Early admissions of liability, based on an overall assessment of the likely outcome of a contested trial, are a common occurrence in personal injury cases. However, the weight of the evidence may subsequently shift and, in a guideline ruling, the High Court considered the circumstances in which such an admission may be withdrawn.
The case concerned a woman who underwent abdominal surgery to remove fibroids. She attended hospital twice in the week following the operation. On her second visit, she suffered a cardiac arrest and could not be resuscitated. A serious incident report subsequently identified numerous issues in respect of her post-operative care.
An independent gynaecologist, external to the hospital, also found that her care fell below an acceptable standard. In legal correspondence the trust later admitted liability in full for the woman's death. It did so before the administrator of her estate formally issued a clinical negligence claim on behalf of her loved ones.
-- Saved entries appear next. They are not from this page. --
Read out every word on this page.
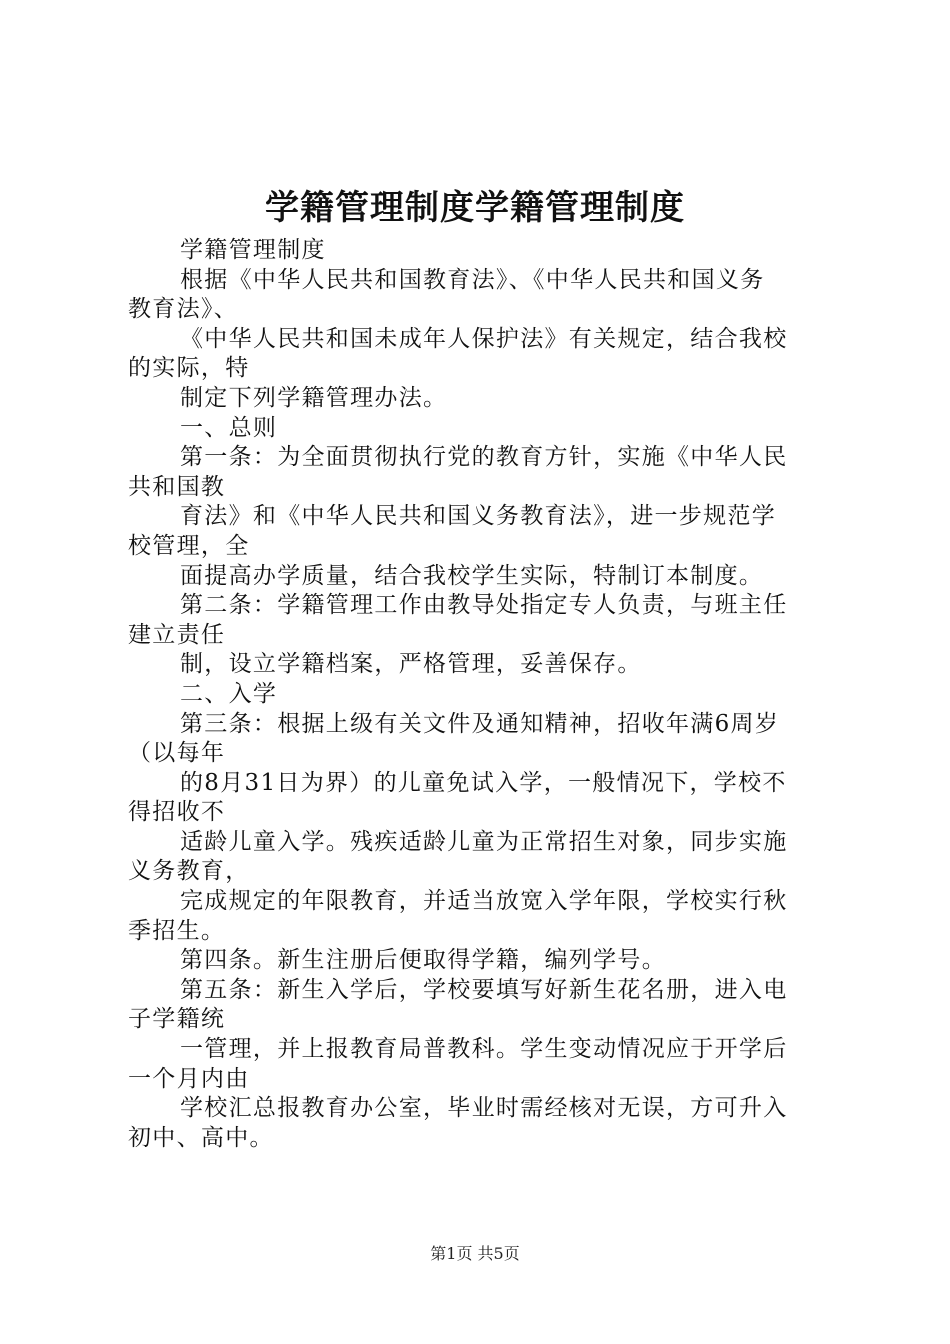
学籍管理制度学籍管理制度

学籍管理制度

根据《中华人民共和国教育法》、《中华人民共和国义务

教育法》、

《中华人民共和国未成年人保护法》有关规定，结合我校

的实际，特

制定下列学籍管理办法。

一、总则

第一条：为全面贯彻执行党的教育方针，实施《中华人民

共和国教

育法》和《中华人民共和国义务教育法》，进一步规范学

校管理，全

面提高办学质量，结合我校学生实际，特制订本制度。

第二条：学籍管理工作由教导处指定专人负责，与班主任

建立责任

制，设立学籍档案，严格管理，妥善保存。

二、入学

第三条：根据上级有关文件及通知精神，招收年满6周岁

（以每年

的8月31日为界）的儿童免试入学，一般情况下，学校不

得招收不

适龄儿童入学。残疾适龄儿童为正常招生对象，同步实施

义务教育，

完成规定的年限教育，并适当放宽入学年限，学校实行秋

季招生。

第四条。新生注册后便取得学籍，编列学号。

第五条：新生入学后，学校要填写好新生花名册，进入电

子学籍统

一管理，并上报教育局普教科。学生变动情况应于开学后

一个月内由

学校汇总报教育办公室，毕业时需经核对无误，方可升入

初中、高中。

第1页 共5页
The trust argued, however, that a new theory as to the mechanism of her death had emerged at a subsequent inquest. There was, it asserted, fresh evidence that she would not have survived even had she been appropriately treated and that any negligence on the part of clinicians had thus not caused her death. On that basis, it sought judicial permission to go back on its admission.
Ruling on the matter, the Court acknowledged that, were there a contested trial of liability issues, the trust would have a real prospect of successfully defending the claim. However, the theory, whilst representing a shift in one medical expert's opinion, did not amount to new evidence in that it had first been floated as a possibility some time before the admission was made.
The trust was open to criticism in that it had not taken its own independent legal and medical advice prior to making the admission. There was a significant delay between the inquest and the trust's application to resile from the admission. By the time the application was heard, the woman's death was almost five years in the past.
The admission had been a source of great relief to the woman's family and its withdrawal was bound to cause them distress. Money had subsequently been spent on investigating the value of the claim on the basis that liability was no longer in issue. The inquest was conducted on that assumption and opportunities to gather evidence at an early stage had been lost.
It remained open to the trust to argue that the woman's life expectancy was limited by underlying health problems and that the value of the claim should be reduced accordingly. Given the trust's conduct and the prejudice that the family would suffer if the admission were withdrawn, the Court concluded that the balance came down in favour of dismissing the application. The trust was, therefore, required to stand by the admission.